Each chapter allows only one business per profession.
The Nov. 2 meeting — at the Howard Hanna Building at 195 Barrington Town Square in Aurora — will feature Bob Willis, area director for the 50-plus chapter Northeast Ohio region of BNI, The event is free.
For more information on the Aurora chapter, call Dennis McMichael at 330-626-4972 or Bill Jubell at 216-406-3224. For more information about BNI, visit www.bni-ohio.com.
ENTERTAINMENT
Sports gambling in N.J.
New Jersey says it will start issuing licenses for sports betting on Jan. 9, about a month later than it had originally intended.
But that’s assuming a federal lawsuit filed by the major professional sports leagues can be overcome.
The state Division of Gaming Enforcement published regulations for sports betting on Monday in the New Jersey Register. New Jersey enacted a sports betting law in January, limiting bets to the Atlantic City casinos and the state’s four horse-racing tracks.
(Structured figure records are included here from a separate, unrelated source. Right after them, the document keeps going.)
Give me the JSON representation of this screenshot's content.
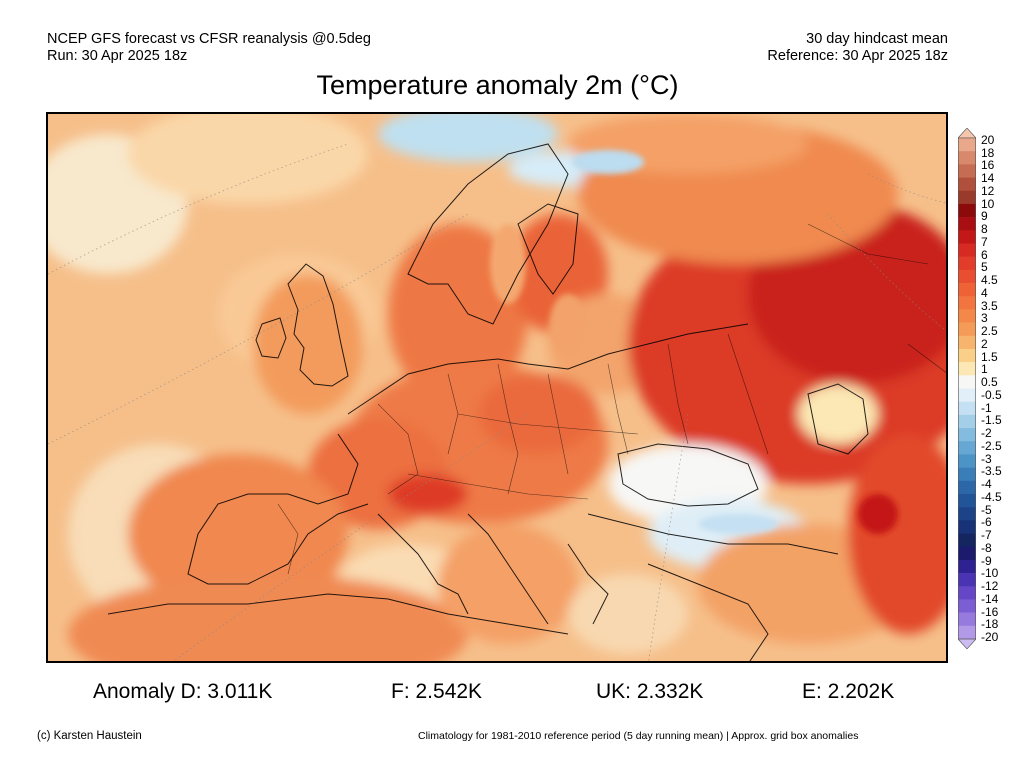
{
  "header": {
    "line1_left": "NCEP GFS forecast vs CFSR reanalysis @0.5deg",
    "line2_left": "Run: 30 Apr 2025 18z",
    "line1_right": "30 day hindcast mean",
    "line2_right": "Reference: 30 Apr 2025 18z"
  },
  "title": "Temperature anomaly 2m (°C)",
  "colorbar": {
    "labels": [
      "20",
      "18",
      "16",
      "14",
      "12",
      "10",
      "9",
      "8",
      "7",
      "6",
      "5",
      "4.5",
      "4",
      "3.5",
      "3",
      "2.5",
      "2",
      "1.5",
      "1",
      "0.5",
      "-0.5",
      "-1",
      "-1.5",
      "-2",
      "-2.5",
      "-3",
      "-3.5",
      "-4",
      "-4.5",
      "-5",
      "-6",
      "-7",
      "-8",
      "-9",
      "-10",
      "-12",
      "-14",
      "-16",
      "-18",
      "-20"
    ],
    "colors": [
      "#f6c6ac",
      "#eaa88a",
      "#d8896c",
      "#c66c52",
      "#b0503c",
      "#9a3a2a",
      "#8c0a0a",
      "#a80e12",
      "#c41818",
      "#d62a22",
      "#e23c2a",
      "#ea4e30",
      "#ef6236",
      "#f2743e",
      "#f48848",
      "#f59b58",
      "#f7b46c",
      "#fad088",
      "#fce8b4",
      "#f7f7f5",
      "#e2eef8",
      "#c4e0f2",
      "#a4cfe9",
      "#84bcdf",
      "#66a8d3",
      "#4c93c6",
      "#3a7eb8",
      "#2c68a8",
      "#225498",
      "#1c4288",
      "#173276",
      "#152560",
      "#1c1a6c",
      "#2e2292",
      "#4a34b4",
      "#6446c6",
      "#7c5ed4",
      "#967ade",
      "#b29ae8",
      "#ccbcf2"
    ]
  },
  "stats": {
    "d": "Anomaly D: 3.011K",
    "f": "F: 2.542K",
    "uk": "UK: 2.332K",
    "e": "E: 2.202K"
  },
  "footer": {
    "left": "(c) Karsten Haustein",
    "right": "Climatology for 1981-2010 reference period (5 day running mean) | Approx. grid box anomalies"
  }
}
In May, Gov. Chris Christie said New Jersey would forge ahead with its sports betting law, despite a federal ban on legalized sports gambling in all but four states. Casinos, racetracks or joint ventures of both can apply for the $50,000 sports pool licenses.
BANKING
Citigroup CEO leaves post
Citigroup Inc. Chief Executive Officer Vikram Pandit, who led the bank through a U.S. bailout while reaping $261 million for himself, was replaced by Michael Corbat, who said he could shake up the firm’s operations.
President and Chief Operating Officer John P. Havens, 56, also resigned, the New York-based bank said. Corbat, who led Citigroup in Europe, the Middle East and Africa, takes the helm immediately as Pandit, 55, leaves both his executive role and his seat on the board.
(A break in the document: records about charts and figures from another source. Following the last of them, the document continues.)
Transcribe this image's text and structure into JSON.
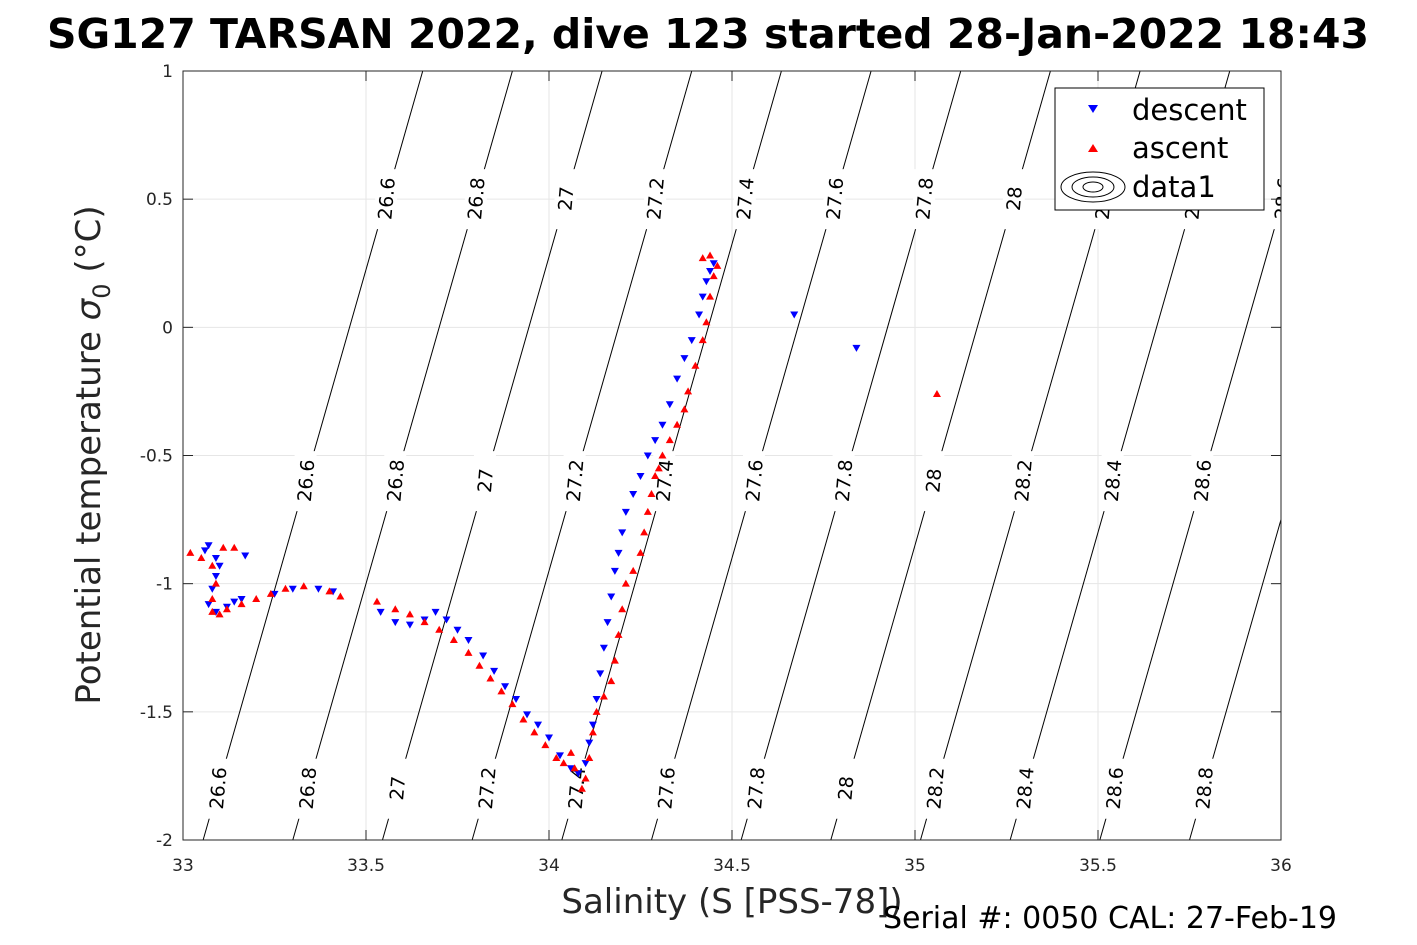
{
  "title": "SG127 TARSAN 2022, dive 123 started 28-Jan-2022 18:43",
  "footer": "Serial #: 0050  CAL: 27-Feb-19",
  "chart_data": {
    "type": "scatter",
    "title": "SG127 TARSAN 2022, dive 123 started 28-Jan-2022 18:43",
    "xlabel": "Salinity (S [PSS-78])",
    "ylabel_main": "Potential temperature ",
    "ylabel_sigma": "σ",
    "ylabel_sub": "0",
    "ylabel_unit": " (°C)",
    "xlim": [
      33,
      36
    ],
    "ylim": [
      -2,
      1
    ],
    "xticks": [
      33,
      33.5,
      34,
      34.5,
      35,
      35.5,
      36
    ],
    "xtick_labels": [
      "33",
      "33.5",
      "34",
      "34.5",
      "35",
      "35.5",
      "36"
    ],
    "yticks": [
      1,
      0.5,
      0,
      -0.5,
      -1,
      -1.5,
      -2
    ],
    "ytick_labels": [
      "1",
      "0.5",
      "0",
      "-0.5",
      "-1",
      "-1.5",
      "-2"
    ],
    "grid": true,
    "legend_position": "top-right",
    "colors": {
      "descent": "#0000ff",
      "ascent": "#ff0000",
      "contour": "#000000",
      "grid": "#e6e6e6",
      "axes": "#262626"
    },
    "series": [
      {
        "name": "descent",
        "marker": "triangle-down",
        "color": "#0000ff",
        "points": [
          [
            33.06,
            -0.87
          ],
          [
            33.07,
            -0.85
          ],
          [
            33.09,
            -0.9
          ],
          [
            33.1,
            -0.93
          ],
          [
            33.09,
            -0.97
          ],
          [
            33.08,
            -1.02
          ],
          [
            33.07,
            -1.08
          ],
          [
            33.09,
            -1.11
          ],
          [
            33.12,
            -1.09
          ],
          [
            33.14,
            -1.07
          ],
          [
            33.16,
            -1.06
          ],
          [
            33.17,
            -0.89
          ],
          [
            33.25,
            -1.04
          ],
          [
            33.3,
            -1.02
          ],
          [
            33.37,
            -1.02
          ],
          [
            33.41,
            -1.03
          ],
          [
            33.54,
            -1.11
          ],
          [
            33.58,
            -1.15
          ],
          [
            33.62,
            -1.16
          ],
          [
            33.66,
            -1.14
          ],
          [
            33.69,
            -1.11
          ],
          [
            33.72,
            -1.14
          ],
          [
            33.75,
            -1.18
          ],
          [
            33.78,
            -1.22
          ],
          [
            33.82,
            -1.28
          ],
          [
            33.85,
            -1.34
          ],
          [
            33.88,
            -1.4
          ],
          [
            33.91,
            -1.45
          ],
          [
            33.94,
            -1.51
          ],
          [
            33.97,
            -1.55
          ],
          [
            34.0,
            -1.6
          ],
          [
            34.03,
            -1.67
          ],
          [
            34.06,
            -1.72
          ],
          [
            34.08,
            -1.74
          ],
          [
            34.1,
            -1.7
          ],
          [
            34.11,
            -1.62
          ],
          [
            34.12,
            -1.55
          ],
          [
            34.13,
            -1.45
          ],
          [
            34.14,
            -1.35
          ],
          [
            34.15,
            -1.25
          ],
          [
            34.16,
            -1.15
          ],
          [
            34.17,
            -1.05
          ],
          [
            34.18,
            -0.95
          ],
          [
            34.19,
            -0.88
          ],
          [
            34.2,
            -0.8
          ],
          [
            34.21,
            -0.72
          ],
          [
            34.23,
            -0.65
          ],
          [
            34.25,
            -0.58
          ],
          [
            34.27,
            -0.5
          ],
          [
            34.29,
            -0.44
          ],
          [
            34.31,
            -0.38
          ],
          [
            34.33,
            -0.3
          ],
          [
            34.35,
            -0.2
          ],
          [
            34.37,
            -0.12
          ],
          [
            34.39,
            -0.05
          ],
          [
            34.41,
            0.05
          ],
          [
            34.42,
            0.12
          ],
          [
            34.43,
            0.18
          ],
          [
            34.44,
            0.22
          ],
          [
            34.45,
            0.25
          ],
          [
            34.67,
            0.05
          ],
          [
            34.84,
            -0.08
          ]
        ]
      },
      {
        "name": "ascent",
        "marker": "triangle-up",
        "color": "#ff0000",
        "points": [
          [
            33.02,
            -0.88
          ],
          [
            33.05,
            -0.9
          ],
          [
            33.08,
            -0.93
          ],
          [
            33.11,
            -0.86
          ],
          [
            33.14,
            -0.86
          ],
          [
            33.09,
            -1.0
          ],
          [
            33.08,
            -1.06
          ],
          [
            33.08,
            -1.11
          ],
          [
            33.1,
            -1.12
          ],
          [
            33.12,
            -1.1
          ],
          [
            33.16,
            -1.08
          ],
          [
            33.2,
            -1.06
          ],
          [
            33.24,
            -1.04
          ],
          [
            33.28,
            -1.02
          ],
          [
            33.33,
            -1.01
          ],
          [
            33.4,
            -1.03
          ],
          [
            33.43,
            -1.05
          ],
          [
            33.53,
            -1.07
          ],
          [
            33.58,
            -1.1
          ],
          [
            33.62,
            -1.12
          ],
          [
            33.66,
            -1.15
          ],
          [
            33.7,
            -1.18
          ],
          [
            33.74,
            -1.22
          ],
          [
            33.78,
            -1.27
          ],
          [
            33.81,
            -1.32
          ],
          [
            33.84,
            -1.37
          ],
          [
            33.87,
            -1.42
          ],
          [
            33.9,
            -1.47
          ],
          [
            33.93,
            -1.53
          ],
          [
            33.96,
            -1.58
          ],
          [
            33.99,
            -1.63
          ],
          [
            34.02,
            -1.68
          ],
          [
            34.04,
            -1.7
          ],
          [
            34.06,
            -1.66
          ],
          [
            34.07,
            -1.72
          ],
          [
            34.09,
            -1.8
          ],
          [
            34.1,
            -1.76
          ],
          [
            34.11,
            -1.68
          ],
          [
            34.12,
            -1.58
          ],
          [
            34.13,
            -1.5
          ],
          [
            34.15,
            -1.44
          ],
          [
            34.17,
            -1.38
          ],
          [
            34.18,
            -1.3
          ],
          [
            34.19,
            -1.2
          ],
          [
            34.2,
            -1.1
          ],
          [
            34.21,
            -1.0
          ],
          [
            34.23,
            -0.95
          ],
          [
            34.25,
            -0.88
          ],
          [
            34.26,
            -0.8
          ],
          [
            34.27,
            -0.72
          ],
          [
            34.28,
            -0.65
          ],
          [
            34.29,
            -0.58
          ],
          [
            34.3,
            -0.55
          ],
          [
            34.31,
            -0.5
          ],
          [
            34.33,
            -0.44
          ],
          [
            34.35,
            -0.38
          ],
          [
            34.37,
            -0.32
          ],
          [
            34.38,
            -0.25
          ],
          [
            34.4,
            -0.15
          ],
          [
            34.42,
            -0.05
          ],
          [
            34.43,
            0.02
          ],
          [
            34.44,
            0.12
          ],
          [
            34.45,
            0.2
          ],
          [
            34.46,
            0.24
          ],
          [
            34.44,
            0.28
          ],
          [
            34.42,
            0.27
          ],
          [
            35.06,
            -0.26
          ]
        ]
      }
    ],
    "contour_levels": [
      "26.6",
      "26.8",
      "27",
      "27.2",
      "27.4",
      "27.6",
      "27.8",
      "28",
      "28.2",
      "28.4",
      "28.6",
      "28.8"
    ],
    "legend": {
      "entries": [
        "descent",
        "ascent",
        "data1"
      ]
    }
  }
}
The departures, announced six months after Michael O’Neill became chairman, remove a team that led Citigroup out of 2008’s global credit crisis. While Pandit posted a surprise quarterly profit on Monday, he suffered setbacks this year when regulators blocked his plan to boost dividends, shareholders rejected his pay package and Morgan Stanley came out ahead in a multibillion-dollar dispute over a jointly owned brokerage venture.
EARNINGS
Profits up at Coke
Coca-Cola said it earned $2.31 billion, or 50 cents per share, for the period. That compares with $2.22 billion, or 48 cents per share, in the year-ago quarter. Not including one-time items, the company said it earned 51 cents per share, in line with analyst expectations.
Revenue rose 1 percent to $12.34 billion, but fell shy of Wall Street expectations of $12.4 billion. Not including the impact of currency exchange rates, revenue rose 6 percent.
Mattel earnings rise
Mattel’s net income was $365.9 million, or $1.04 per share, for the period ended Sept. 30. That’s up from $300.8 million, or 86 cents per share, a year ago. Analysts expected 99 cents per share, according to a poll by FactSet.
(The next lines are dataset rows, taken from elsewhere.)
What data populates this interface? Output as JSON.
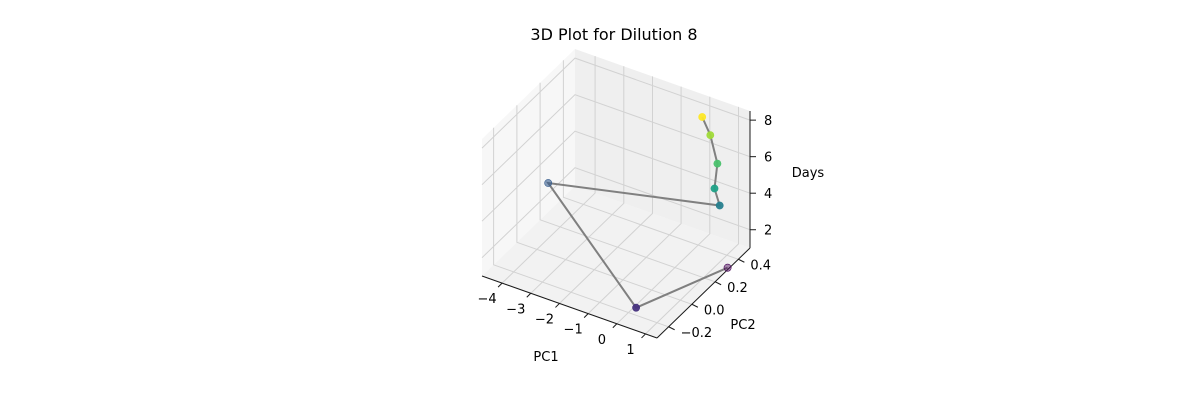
{
  "chart_data": {
    "type": "scatter",
    "projection": "3d",
    "title": "3D Plot for Dilution 8",
    "xlabel": "PC1",
    "ylabel": "PC2",
    "zlabel": "Days",
    "xlim": [
      -4.7,
      1.4
    ],
    "ylim": [
      -0.3,
      0.5
    ],
    "zlim": [
      1,
      8.5
    ],
    "xticks": [
      -4,
      -3,
      -2,
      -1,
      0,
      1
    ],
    "xtick_labels": [
      "−4",
      "−3",
      "−2",
      "−1",
      "0",
      "1"
    ],
    "yticks": [
      -0.2,
      0.0,
      0.2,
      0.4
    ],
    "ytick_labels": [
      "−0.2",
      "0.0",
      "0.2",
      "0.4"
    ],
    "zticks": [
      2,
      4,
      6,
      8
    ],
    "ztick_labels": [
      "2",
      "4",
      "6",
      "8"
    ],
    "grid": true,
    "colormap": "viridis",
    "line_color": "#808080",
    "points": [
      {
        "x": 1.35,
        "y": 0.32,
        "z": 1,
        "color": "#440154"
      },
      {
        "x": 0.55,
        "y": -0.27,
        "z": 2,
        "color": "#46327e"
      },
      {
        "x": -4.5,
        "y": 0.22,
        "z": 3,
        "color": "#365c8d"
      },
      {
        "x": 0.95,
        "y": 0.35,
        "z": 4,
        "color": "#277f8e"
      },
      {
        "x": 0.85,
        "y": 0.33,
        "z": 5,
        "color": "#1fa187"
      },
      {
        "x": 0.75,
        "y": 0.38,
        "z": 6,
        "color": "#4ac16d"
      },
      {
        "x": 0.3,
        "y": 0.43,
        "z": 7,
        "color": "#a0da39"
      },
      {
        "x": 0.1,
        "y": 0.41,
        "z": 8,
        "color": "#fde725"
      }
    ]
  }
}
Revenue for the El Segundo, Calif.-based company rose 4 percent to $2.08 billion, topping Wall Street’s estimate of $2.07 billion.
Fisher Price sales increased 6 percent, while American Girl rose 16 percent. Sales of Hot Wheels were flat. Mattel reported strong sales of Monster High products, while sales of games tied to the Cars 2 movie fell.
Revenue climbed in North America and abroad, with international results pressured by the stronger dollar.
Cost of sales fell 8 percent during the quarter as the company continued a cost-cutting program and streamlined design and manufacturing processes.
Smaller rival Hasbro Inc., which makes Monopoly, Nerf and My Little Pony, reports its results on Monday. Another competitor is privately held MGA Entertainment Inc., which owns Little Tikes Co. of Hudson.
POST OFFICE
Financial limit is reached
The U.S. Postal Service said it hit its borrowing limit with the U.S. Treasury for the first time last month, as it had forecast, leaving it to finance operations from stamp sales until Congress considers postal reform legislation.